両サイドの髪だけ肩くらいまで伸びているが後ろ髪がスッキリと短く整えられていて、髪色と同じ緑色の瞳と白い肌。額には銀色のシンプルなサークレットがはまっていた。服装は標準的なワイシャツとパンツスタイルだ。しかし、全身からは神秘的な雰囲気をかもし出していた。
鑑定を使っても能力についての解答は得られなかった。
これはサニヤも同じだ。
原始種族ということだけはわかるが、ただそれだけだ。
この世界の一般的な能力と原始種族の使う能力は根本から違うものらしく、たとえばサニヤが小さな火を指先に灯しても火の能力としては感知されない。
つまり、異端にとって感知できない能力を持っているという点では原始種族は天敵になりえるのではないだろうかと思っている。もちろん、他にも未知の能力体系を使う種族もいるのかもしれない。加えて僕自身の戦闘技術の未熟さも、異端だからといって慢心することが出来ない理由の1つだろう。
少し人より使える能力が多いくらいで最強になった気になれるほど僕はお気楽ではないのだ。
「この度は、永らく行方不明であった同胞を見つけて戴いたこと、心からお礼申し上げます」
サミヤさんが上品に礼をした。
「そして、本人の強い希望により、笈川さんにご迷惑とおかけしていること、お詫び申し上げます」
「サニヤ、迷惑かけてない。

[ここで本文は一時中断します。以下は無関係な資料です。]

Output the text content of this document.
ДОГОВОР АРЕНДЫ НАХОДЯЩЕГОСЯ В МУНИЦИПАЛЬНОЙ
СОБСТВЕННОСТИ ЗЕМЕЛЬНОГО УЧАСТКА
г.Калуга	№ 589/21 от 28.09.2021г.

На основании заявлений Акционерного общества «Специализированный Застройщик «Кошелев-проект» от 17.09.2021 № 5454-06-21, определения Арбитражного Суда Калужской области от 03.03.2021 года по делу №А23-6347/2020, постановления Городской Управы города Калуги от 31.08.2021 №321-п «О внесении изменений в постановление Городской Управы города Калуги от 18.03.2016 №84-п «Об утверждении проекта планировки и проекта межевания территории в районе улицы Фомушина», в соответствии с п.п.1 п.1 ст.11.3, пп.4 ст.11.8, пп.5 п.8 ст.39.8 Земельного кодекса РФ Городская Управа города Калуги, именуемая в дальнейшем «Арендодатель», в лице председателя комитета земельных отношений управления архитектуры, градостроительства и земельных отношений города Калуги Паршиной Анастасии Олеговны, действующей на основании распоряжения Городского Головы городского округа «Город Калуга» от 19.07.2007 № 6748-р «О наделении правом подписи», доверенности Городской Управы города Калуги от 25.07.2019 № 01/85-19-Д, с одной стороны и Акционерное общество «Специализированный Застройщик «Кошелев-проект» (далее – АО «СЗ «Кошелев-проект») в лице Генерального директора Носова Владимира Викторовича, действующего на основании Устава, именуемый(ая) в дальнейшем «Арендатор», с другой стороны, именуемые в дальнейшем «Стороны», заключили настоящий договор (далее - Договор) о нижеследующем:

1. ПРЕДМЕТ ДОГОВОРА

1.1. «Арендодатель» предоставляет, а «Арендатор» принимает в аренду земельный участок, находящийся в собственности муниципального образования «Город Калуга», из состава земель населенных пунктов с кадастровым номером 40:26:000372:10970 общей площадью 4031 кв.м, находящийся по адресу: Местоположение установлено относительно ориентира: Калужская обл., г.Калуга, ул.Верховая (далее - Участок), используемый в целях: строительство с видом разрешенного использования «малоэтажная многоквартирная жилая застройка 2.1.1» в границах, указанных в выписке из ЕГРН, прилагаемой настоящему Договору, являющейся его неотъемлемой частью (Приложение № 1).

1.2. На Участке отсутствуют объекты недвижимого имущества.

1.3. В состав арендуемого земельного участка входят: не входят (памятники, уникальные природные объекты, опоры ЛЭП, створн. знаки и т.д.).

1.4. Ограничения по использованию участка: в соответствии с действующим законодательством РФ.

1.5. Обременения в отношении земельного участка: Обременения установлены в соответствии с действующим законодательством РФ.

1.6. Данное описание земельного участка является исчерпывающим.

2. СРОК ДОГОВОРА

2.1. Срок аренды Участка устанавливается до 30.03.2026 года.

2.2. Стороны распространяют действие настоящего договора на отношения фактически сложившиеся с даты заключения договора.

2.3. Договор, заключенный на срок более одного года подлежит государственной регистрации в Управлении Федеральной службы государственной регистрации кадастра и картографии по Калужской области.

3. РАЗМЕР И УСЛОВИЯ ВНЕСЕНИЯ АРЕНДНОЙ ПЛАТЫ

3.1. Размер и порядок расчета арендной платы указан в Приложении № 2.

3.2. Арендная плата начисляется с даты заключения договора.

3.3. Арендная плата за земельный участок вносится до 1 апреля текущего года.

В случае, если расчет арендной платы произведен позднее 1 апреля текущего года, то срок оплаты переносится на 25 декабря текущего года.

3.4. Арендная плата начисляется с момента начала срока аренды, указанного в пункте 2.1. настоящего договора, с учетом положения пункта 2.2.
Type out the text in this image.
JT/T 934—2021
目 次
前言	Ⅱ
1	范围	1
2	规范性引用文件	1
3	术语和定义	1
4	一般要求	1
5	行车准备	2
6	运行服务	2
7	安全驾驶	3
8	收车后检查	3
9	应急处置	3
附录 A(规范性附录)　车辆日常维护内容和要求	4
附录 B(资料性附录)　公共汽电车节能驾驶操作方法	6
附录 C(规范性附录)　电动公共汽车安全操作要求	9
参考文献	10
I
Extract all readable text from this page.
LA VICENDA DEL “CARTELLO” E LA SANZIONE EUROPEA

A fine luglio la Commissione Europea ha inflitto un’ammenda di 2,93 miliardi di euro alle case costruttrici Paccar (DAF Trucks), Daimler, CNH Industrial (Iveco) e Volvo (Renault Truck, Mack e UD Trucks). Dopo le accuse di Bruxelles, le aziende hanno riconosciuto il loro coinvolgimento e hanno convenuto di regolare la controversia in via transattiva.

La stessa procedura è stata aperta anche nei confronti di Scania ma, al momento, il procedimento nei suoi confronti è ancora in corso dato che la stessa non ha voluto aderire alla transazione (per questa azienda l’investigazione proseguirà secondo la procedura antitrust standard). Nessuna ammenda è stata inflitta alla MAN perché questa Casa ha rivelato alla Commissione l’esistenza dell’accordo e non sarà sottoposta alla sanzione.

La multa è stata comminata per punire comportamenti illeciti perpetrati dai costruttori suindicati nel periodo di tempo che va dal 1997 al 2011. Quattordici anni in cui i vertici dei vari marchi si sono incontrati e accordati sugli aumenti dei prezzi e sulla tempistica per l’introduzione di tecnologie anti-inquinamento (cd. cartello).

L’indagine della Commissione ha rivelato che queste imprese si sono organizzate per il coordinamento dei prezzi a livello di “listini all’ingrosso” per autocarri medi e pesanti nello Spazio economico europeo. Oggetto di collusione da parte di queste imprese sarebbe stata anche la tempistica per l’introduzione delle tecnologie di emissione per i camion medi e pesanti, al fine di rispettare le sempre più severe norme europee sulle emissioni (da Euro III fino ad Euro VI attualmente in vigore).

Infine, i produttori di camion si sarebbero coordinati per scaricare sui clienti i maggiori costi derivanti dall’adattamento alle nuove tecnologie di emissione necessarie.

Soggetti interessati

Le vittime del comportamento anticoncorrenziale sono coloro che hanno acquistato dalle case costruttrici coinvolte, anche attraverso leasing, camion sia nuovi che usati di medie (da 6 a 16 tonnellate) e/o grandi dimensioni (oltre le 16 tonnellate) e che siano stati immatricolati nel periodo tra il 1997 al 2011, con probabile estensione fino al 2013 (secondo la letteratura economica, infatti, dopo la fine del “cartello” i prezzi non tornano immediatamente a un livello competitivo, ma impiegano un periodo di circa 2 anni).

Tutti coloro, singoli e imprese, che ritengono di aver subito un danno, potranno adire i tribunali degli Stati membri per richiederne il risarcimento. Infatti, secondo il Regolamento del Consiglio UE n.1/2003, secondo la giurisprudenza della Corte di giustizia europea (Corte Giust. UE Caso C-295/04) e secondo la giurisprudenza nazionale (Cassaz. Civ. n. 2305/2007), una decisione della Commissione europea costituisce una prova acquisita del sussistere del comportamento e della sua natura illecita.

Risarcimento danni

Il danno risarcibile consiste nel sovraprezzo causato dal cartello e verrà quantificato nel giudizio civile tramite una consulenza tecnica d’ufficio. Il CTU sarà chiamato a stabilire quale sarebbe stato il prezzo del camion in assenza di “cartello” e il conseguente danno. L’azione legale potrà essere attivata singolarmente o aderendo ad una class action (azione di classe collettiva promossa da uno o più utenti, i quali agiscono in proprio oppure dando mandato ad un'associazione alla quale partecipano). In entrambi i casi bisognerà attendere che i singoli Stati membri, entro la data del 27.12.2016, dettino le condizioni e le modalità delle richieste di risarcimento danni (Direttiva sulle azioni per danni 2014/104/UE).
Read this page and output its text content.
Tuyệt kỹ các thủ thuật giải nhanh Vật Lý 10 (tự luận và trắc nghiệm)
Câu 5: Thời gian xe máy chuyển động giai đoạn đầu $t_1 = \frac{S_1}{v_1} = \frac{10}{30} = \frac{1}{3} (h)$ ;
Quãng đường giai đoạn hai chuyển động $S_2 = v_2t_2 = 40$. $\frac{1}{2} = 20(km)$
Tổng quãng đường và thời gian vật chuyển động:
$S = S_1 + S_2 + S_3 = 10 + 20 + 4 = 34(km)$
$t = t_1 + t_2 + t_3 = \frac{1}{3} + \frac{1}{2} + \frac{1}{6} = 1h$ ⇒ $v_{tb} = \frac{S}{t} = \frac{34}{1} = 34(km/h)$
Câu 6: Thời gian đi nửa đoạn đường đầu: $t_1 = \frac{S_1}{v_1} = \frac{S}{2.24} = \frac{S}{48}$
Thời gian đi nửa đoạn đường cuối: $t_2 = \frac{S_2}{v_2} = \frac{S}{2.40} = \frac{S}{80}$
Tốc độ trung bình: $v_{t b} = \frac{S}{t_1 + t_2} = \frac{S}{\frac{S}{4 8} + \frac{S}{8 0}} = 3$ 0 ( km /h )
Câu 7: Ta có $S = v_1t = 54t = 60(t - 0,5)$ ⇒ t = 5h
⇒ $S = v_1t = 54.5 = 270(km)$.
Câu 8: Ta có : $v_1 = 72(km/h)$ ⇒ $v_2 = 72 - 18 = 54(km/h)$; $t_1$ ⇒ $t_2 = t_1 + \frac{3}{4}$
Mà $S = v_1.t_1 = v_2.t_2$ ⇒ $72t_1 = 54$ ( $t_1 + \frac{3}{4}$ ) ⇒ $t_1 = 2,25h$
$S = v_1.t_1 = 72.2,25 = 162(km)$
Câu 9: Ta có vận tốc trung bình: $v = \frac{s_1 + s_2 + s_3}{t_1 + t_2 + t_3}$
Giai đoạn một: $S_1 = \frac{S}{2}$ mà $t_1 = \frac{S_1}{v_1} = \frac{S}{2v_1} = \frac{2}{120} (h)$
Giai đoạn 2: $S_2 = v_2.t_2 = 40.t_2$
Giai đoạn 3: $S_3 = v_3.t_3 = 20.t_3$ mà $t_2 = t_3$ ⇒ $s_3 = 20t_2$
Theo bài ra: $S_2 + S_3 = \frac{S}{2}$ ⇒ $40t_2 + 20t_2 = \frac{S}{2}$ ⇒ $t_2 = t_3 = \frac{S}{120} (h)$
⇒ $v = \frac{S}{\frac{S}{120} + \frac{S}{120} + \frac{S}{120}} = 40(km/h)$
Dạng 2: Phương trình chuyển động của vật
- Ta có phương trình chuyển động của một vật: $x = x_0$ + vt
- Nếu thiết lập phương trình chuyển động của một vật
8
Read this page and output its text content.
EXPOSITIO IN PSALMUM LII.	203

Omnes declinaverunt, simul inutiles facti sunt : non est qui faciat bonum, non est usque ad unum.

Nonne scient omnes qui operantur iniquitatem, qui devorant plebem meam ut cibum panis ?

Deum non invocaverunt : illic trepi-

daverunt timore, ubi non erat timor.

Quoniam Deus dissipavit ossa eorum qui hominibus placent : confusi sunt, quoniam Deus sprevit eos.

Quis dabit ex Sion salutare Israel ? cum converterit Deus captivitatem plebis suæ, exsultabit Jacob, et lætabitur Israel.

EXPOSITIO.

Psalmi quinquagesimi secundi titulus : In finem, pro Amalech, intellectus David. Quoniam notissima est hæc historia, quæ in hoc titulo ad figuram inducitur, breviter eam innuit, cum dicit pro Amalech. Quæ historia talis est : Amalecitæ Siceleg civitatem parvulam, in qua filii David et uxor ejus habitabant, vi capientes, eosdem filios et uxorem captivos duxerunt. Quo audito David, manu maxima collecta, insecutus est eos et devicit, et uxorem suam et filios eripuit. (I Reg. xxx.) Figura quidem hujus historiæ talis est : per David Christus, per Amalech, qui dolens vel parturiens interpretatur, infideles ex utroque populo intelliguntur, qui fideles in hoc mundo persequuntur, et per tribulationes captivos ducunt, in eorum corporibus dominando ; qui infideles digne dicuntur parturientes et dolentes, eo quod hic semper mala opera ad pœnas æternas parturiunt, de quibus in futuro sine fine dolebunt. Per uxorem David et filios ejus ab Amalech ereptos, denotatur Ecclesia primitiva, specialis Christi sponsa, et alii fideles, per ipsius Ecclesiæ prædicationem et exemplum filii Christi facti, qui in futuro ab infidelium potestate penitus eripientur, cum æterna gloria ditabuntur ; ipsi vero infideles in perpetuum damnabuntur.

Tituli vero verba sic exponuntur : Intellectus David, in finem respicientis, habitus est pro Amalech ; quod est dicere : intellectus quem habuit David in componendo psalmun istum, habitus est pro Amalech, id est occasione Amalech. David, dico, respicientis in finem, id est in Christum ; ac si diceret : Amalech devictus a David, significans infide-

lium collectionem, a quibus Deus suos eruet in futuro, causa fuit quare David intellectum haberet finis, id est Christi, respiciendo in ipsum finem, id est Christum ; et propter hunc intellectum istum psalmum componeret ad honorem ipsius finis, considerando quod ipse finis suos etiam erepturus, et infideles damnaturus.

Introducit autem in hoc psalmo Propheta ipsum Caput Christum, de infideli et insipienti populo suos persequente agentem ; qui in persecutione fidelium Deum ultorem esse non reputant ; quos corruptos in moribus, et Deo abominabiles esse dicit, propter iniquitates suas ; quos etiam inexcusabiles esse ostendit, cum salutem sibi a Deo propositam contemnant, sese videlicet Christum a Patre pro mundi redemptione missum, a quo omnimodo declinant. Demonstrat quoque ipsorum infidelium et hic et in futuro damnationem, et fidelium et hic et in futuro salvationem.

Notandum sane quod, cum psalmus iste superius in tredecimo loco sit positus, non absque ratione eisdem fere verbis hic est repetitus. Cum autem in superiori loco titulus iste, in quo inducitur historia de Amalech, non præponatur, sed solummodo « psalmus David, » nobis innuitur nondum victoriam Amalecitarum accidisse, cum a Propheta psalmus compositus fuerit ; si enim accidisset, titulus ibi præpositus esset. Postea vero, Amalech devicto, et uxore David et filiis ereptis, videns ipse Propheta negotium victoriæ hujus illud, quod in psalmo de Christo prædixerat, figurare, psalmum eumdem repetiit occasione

ご主人様と共にあるのは当然のことなの」
サミヤさんは、頭をあげてサニヤさんの方を見て、
「サニヤ、人と共に生活するのであれば礼儀は大切です」
「そうなの?ふぶき、迷惑してるの?」
「そんなことないよ」
サニヤの困ったような口調に小さくため息をついた。
最初に神殿で目覚めたばかりと時に比べてサニヤは段々、幼児化しているような気がする。
おかしいな、見た目は逆に成長したのに。
そんな僕の疑問をサミヤさんが補足するように教えてくれた。
「このように幼児退行していて扱いに困っていらっしゃるのではないかと思います。おそらく目覚めて変化するのにかなりのエネルギーを使ってしまったようです。日常に使うエネルギーを効率化できれば治まってくると思いますので今しばらくは寛大な対応をしていただけると助かります」
なるほど、目覚めたばかりで頭の回転が鈍い、というイメージだろうか?
原因がわかっていて、いずれは落ち着くのであれば問題はないだろう。